Pacifiers and Thumb Sucking Is That A Problem?



Baby with Pacifier

Pacifiers and thumb sucking is normal for babies. Sometimes, some children also still have this habit until they are more than two years old. Pacifiers and thumb sucking is fun for children because they can feel the sensation when they suck their mom’s nipples. However, the mother should begin to reduce the child’s habits when they start stepping on the age of two to four years. Pacifiers and thumb sucking can because a child’s teeth a bit up front. Of course this would interfere with the appearance of the child when they start to mature.

There are several ways to reduce a child’s bad habits. Mother does not need to be angry or yell at a child to stop the practice. Mothers just need to give a sense to the child that this practice is not good for the growth of teeth. Mother can give a sense to the child slowly when he started sucking her fingers again.

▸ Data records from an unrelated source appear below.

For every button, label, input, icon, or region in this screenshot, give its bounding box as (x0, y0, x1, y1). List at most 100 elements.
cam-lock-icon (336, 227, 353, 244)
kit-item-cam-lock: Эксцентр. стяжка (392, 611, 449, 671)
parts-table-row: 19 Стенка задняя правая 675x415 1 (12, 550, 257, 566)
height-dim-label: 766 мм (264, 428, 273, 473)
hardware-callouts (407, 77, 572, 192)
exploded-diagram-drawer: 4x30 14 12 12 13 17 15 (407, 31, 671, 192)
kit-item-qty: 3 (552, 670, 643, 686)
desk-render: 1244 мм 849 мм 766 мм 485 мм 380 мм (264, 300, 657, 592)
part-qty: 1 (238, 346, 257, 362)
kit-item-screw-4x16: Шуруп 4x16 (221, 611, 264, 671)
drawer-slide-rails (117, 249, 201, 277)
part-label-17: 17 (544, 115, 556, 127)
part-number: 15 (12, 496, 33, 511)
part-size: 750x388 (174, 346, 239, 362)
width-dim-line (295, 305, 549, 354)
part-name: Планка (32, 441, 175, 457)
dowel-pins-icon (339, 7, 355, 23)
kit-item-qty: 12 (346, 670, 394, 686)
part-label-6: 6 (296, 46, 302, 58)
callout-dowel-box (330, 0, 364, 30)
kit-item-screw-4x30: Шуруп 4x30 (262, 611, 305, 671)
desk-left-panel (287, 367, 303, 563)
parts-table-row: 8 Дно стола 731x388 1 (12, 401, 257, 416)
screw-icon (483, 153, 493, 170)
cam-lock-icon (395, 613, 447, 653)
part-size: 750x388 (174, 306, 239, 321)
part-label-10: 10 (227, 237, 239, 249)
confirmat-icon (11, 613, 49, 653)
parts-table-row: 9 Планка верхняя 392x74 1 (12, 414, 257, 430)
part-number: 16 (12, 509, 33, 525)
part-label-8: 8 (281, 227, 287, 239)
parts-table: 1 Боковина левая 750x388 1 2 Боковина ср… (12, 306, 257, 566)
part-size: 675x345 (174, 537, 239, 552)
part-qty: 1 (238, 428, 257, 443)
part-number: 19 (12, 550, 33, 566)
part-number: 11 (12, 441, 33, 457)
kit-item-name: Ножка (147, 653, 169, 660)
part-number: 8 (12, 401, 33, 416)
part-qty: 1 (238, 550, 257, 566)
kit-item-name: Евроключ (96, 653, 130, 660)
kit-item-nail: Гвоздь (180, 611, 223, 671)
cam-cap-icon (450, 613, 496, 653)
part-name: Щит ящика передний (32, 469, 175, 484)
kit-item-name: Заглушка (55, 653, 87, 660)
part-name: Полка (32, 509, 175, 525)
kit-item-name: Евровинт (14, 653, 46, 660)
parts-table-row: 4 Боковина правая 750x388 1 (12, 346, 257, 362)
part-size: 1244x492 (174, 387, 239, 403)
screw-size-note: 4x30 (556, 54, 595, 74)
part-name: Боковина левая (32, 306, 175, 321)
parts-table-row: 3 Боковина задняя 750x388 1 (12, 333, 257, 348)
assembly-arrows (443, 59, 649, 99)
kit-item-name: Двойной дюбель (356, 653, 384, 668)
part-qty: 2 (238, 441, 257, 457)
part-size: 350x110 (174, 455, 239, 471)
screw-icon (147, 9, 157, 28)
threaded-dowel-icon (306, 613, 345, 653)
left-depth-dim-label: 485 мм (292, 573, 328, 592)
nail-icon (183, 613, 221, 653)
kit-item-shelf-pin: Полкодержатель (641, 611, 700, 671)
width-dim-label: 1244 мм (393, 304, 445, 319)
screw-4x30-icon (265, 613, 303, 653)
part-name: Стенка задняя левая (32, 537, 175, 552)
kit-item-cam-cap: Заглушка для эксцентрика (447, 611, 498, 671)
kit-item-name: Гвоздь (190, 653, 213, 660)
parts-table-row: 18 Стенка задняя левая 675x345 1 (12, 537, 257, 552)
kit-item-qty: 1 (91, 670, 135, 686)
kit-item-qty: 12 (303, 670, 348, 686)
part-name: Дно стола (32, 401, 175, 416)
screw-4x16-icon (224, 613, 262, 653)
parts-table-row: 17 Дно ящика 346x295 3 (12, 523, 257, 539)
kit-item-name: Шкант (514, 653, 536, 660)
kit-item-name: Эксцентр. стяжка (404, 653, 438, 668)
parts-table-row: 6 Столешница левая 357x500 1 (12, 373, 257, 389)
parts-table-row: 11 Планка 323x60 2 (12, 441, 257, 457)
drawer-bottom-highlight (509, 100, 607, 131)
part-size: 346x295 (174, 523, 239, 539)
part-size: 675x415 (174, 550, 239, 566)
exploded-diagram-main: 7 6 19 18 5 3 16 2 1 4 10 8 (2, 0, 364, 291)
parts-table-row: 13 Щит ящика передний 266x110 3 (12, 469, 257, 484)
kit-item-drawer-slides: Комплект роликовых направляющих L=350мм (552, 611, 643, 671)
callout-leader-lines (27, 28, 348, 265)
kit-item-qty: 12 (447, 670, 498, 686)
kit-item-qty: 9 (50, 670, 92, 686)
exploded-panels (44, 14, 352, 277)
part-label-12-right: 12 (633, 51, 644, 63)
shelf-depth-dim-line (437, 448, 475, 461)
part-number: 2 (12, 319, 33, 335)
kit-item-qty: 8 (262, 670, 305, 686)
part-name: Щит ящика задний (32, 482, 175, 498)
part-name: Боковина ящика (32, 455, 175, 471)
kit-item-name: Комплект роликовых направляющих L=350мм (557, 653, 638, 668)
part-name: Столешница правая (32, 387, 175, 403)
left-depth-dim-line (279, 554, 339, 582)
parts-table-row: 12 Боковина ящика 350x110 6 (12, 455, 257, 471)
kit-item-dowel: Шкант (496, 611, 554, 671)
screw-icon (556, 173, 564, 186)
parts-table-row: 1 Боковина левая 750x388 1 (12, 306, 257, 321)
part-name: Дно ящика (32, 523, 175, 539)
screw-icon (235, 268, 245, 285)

At the age of two to four years, the child will feel happy if they get an appreciation of what he is doing. This is because the award of their first experience can make them happy. Therefore, the mother can give awards to children when they leave their sucking habits. Children may realize that the pacifiers and finger sucking was not good.

Other than that, the mother can make baby’s fingers busy to eliminate the practice of finger sucking. Usually children suck finger when bored. If the baby’s fingers busy doing something, the child will forget to suck the finger. If there is a change in the composition of the child’s teeth, do not forget to consult to the doctor.

Usually, the environment is the most favorable support for child to stop the sucking habit. Their friends will make fun of them if they are still sucking a pacifier. If a child is still sucking fingers or pacifiers at bedtime, it is natural and not harmful. That’s some tips for quitting pacifiers and finger sucking for children.

The information contained on this Web site should not be used as a substitute for the medical care and advice of your pediatrician. There may be variations in treatment that your pediatrician may recommend based on individual facts and circumstances.